Cartilage changes were evaluated and classified according to Modified Outerbridge classification for staging osteoarthritis at the knee joint[9],[10](Table 2).
Table 2
Modified Outerbridge Classification
Grade | Description |
0 | Normal cartilage |
1 | T2 signal increase in morphologically normal cartilage |
2 | Superficial partial cartilage defect involving less than 50% of total joint surface thickness |
3 | Deep partial cartilage defect involving more than 50% of total joint surface thickness |
4 | Full-thickness cartilage defect |
MLL, MAW, LAW, and MPTSA were used to evaluate PTM. For MLL, MAW, and LAW measurements, a line perpendicular to the medial tibial plateau extending 10 mm caudally was drawn in coronal plane. The lower end of this line was determined as the target point, and using reference lines in axial plane, MLL measurement was performed at this level on the x-axis. In the same section, MAW was measured at the point with the maximum anteroposterior width of the medial plateau on the y-axis, and LAW was measured at the point with the maximum anteroposterior width of the lateral plateau[11] (Fig. 4).
MPTSA (the angle between the vertical line drawn to the tibial axis and the line passing from the anterior and posterior cortical points of medial tibial plateau in sagittal plane) was measured as described by Hudek et al.[12] (Figs. 5a, 5b, 5c).

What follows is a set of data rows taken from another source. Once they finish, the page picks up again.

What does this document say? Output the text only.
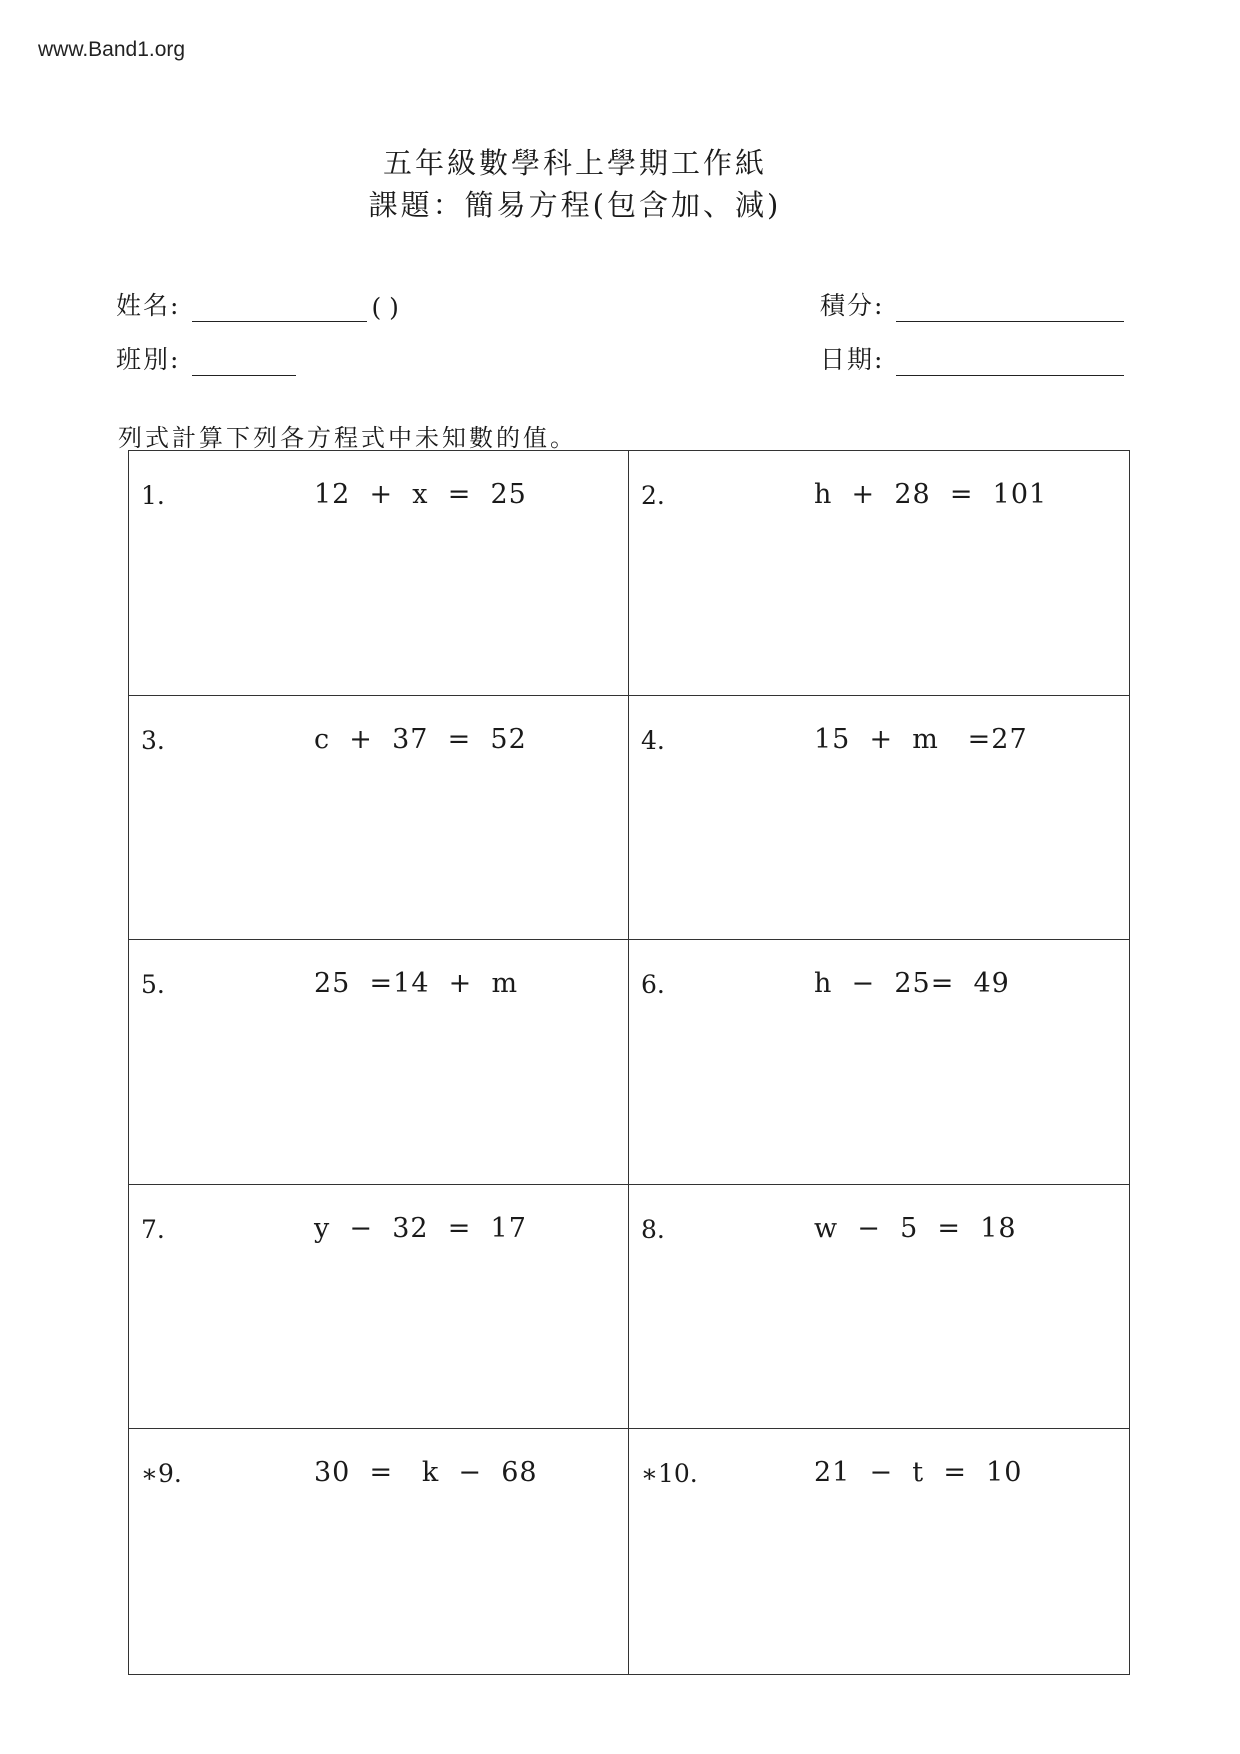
www.Band1.org
五年級數學科上學期工作紙
課題：簡易方程(包含加、減)
姓名:	( )
班別:
積分:
日期:
列式計算下列各方程式中未知數的值。
1.	12  +  x  =  25	2.	h  +  28  =  101
3.	c  +  37  =  52	4.	15  +  m   =27
5.	25  =14  +  m	6.	h  −  25=  49
7.	y  −  32  =  17	8.	w  −  5  =  18
∗9.	30  =   k  −  68	∗10.	21  −  t  =  10
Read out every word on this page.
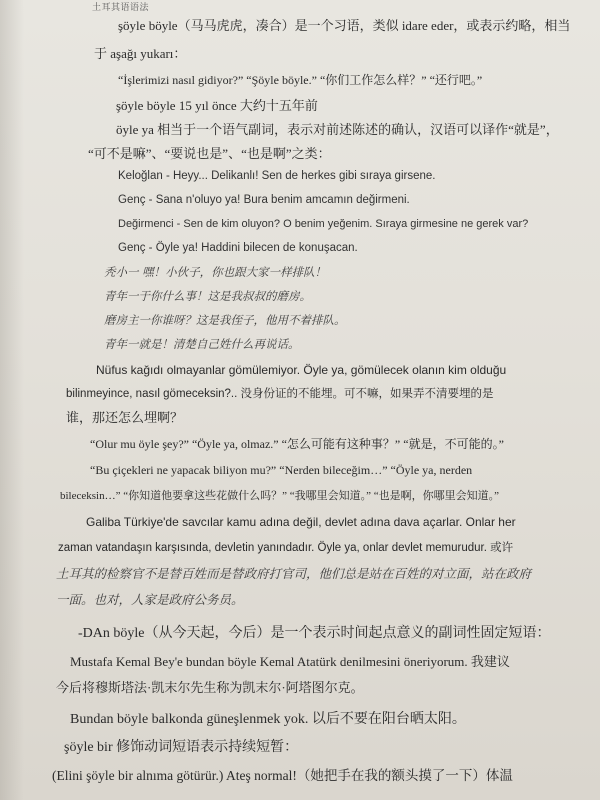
土耳其语语法
şöyle böyle（马马虎虎，凑合）是一个习语，类似 idare eder，或表示约略，相当
于 aşağı yukarı：
“İşlerimizi nasıl gidiyor?” “Şöyle böyle.” “你们工作怎么样？” “还行吧。”
şöyle böyle 15 yıl önce 大约十五年前
öyle ya 相当于一个语气副词，表示对前述陈述的确认，汉语可以译作“就是”，
“可不是嘛”、“要说也是”、“也是啊”之类：
Keloğlan - Heyy... Delikanlı! Sen de herkes gibi sıraya girsene.
Genç - Sana n'oluyo ya! Bura benim amcamın değirmeni.
Değirmenci - Sen de kim oluyon? O benim yeğenim. Sıraya girmesine ne gerek var?
Genç - Öyle ya! Haddini bilecen de konuşacan.
秃小一 嘿！小伙子，你也跟大家一样排队！
青年一于你什么事！这是我叔叔的磨房。
磨房主一你谁呀？这是我侄子，他用不着排队。
青年一就是！清楚自己姓什么再说话。
Nüfus kağıdı olmayanlar gömülemiyor. Öyle ya, gömülecek olanın kim olduğu
bilinmeyince, nasıl gömeceksin?.. 没身份证的不能埋。可不嘛，如果弄不清要埋的是
谁，那还怎么埋啊？
“Olur mu öyle şey?” “Öyle ya, olmaz.” “怎么可能有这种事？” “就是，不可能的。”
“Bu çiçekleri ne yapacak biliyon mu?” “Nerden bileceğim…” “Öyle ya, nerden
bileceksin…” “你知道他要拿这些花做什么吗？” “我哪里会知道。” “也是啊，你哪里会知道。”
Galiba Türkiye'de savcılar kamu adına değil, devlet adına dava açarlar. Onlar her
zaman vatandaşın karşısında, devletin yanındadır. Öyle ya, onlar devlet memurudur. 或许
土耳其的检察官不是替百姓而是替政府打官司，他们总是站在百姓的对立面，站在政府
一面。也对，人家是政府公务员。
-DAn böyle（从今天起，今后）是一个表示时间起点意义的副词性固定短语：
Mustafa Kemal Bey'e bundan böyle Kemal Atatürk denilmesini öneriyorum. 我建议
今后将穆斯塔法·凯末尔先生称为凯末尔·阿塔图尔克。
Bundan böyle balkonda güneşlenmek yok. 以后不要在阳台晒太阳。
şöyle bir 修饰动词短语表示持续短暂：
(Elini şöyle bir alnıma götürür.) Ateş normal!（她把手在我的额头摸了一下）体温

Datas were evaluated using IBM SPSS Statistics Standard Concurrent User V 26 (IBM Corp., Armonk, New York, USA). Descriptive statistics were given as unit number (n), mean ± standard deviation, median (M), minimum (min), and maximum (max) values. The normal distribution of numerical variables was assessed with the Shapiro-Wilk normality test. The Mann-Whitney U test was used for comparisons of variables between two categories. The effect of independent variables was evaluated by linear regression analysis. The "Roc Curve" analysis method was used to compare the diagnostic performance of two or more diagnostic or measurement values. Two-way analysis of variance was used to evaluate dependent continuous variables with two or more independent categorical variables. Pearson and Fisher exact tests were used for comparisons between categorical variables. The effect of the MMEA variable on the tear gap and OA stage was evaluated by linear regression analysis. Differences in MLL, MAW, LAW, and MPTSA according to gender in the study groups were analyzed by two-way analysis of variance. Intra- and inter-observer agreement was evaluated with the Wilcoxon test for PTM measurements in both groups. P value < 0.05 was considered statistically significant.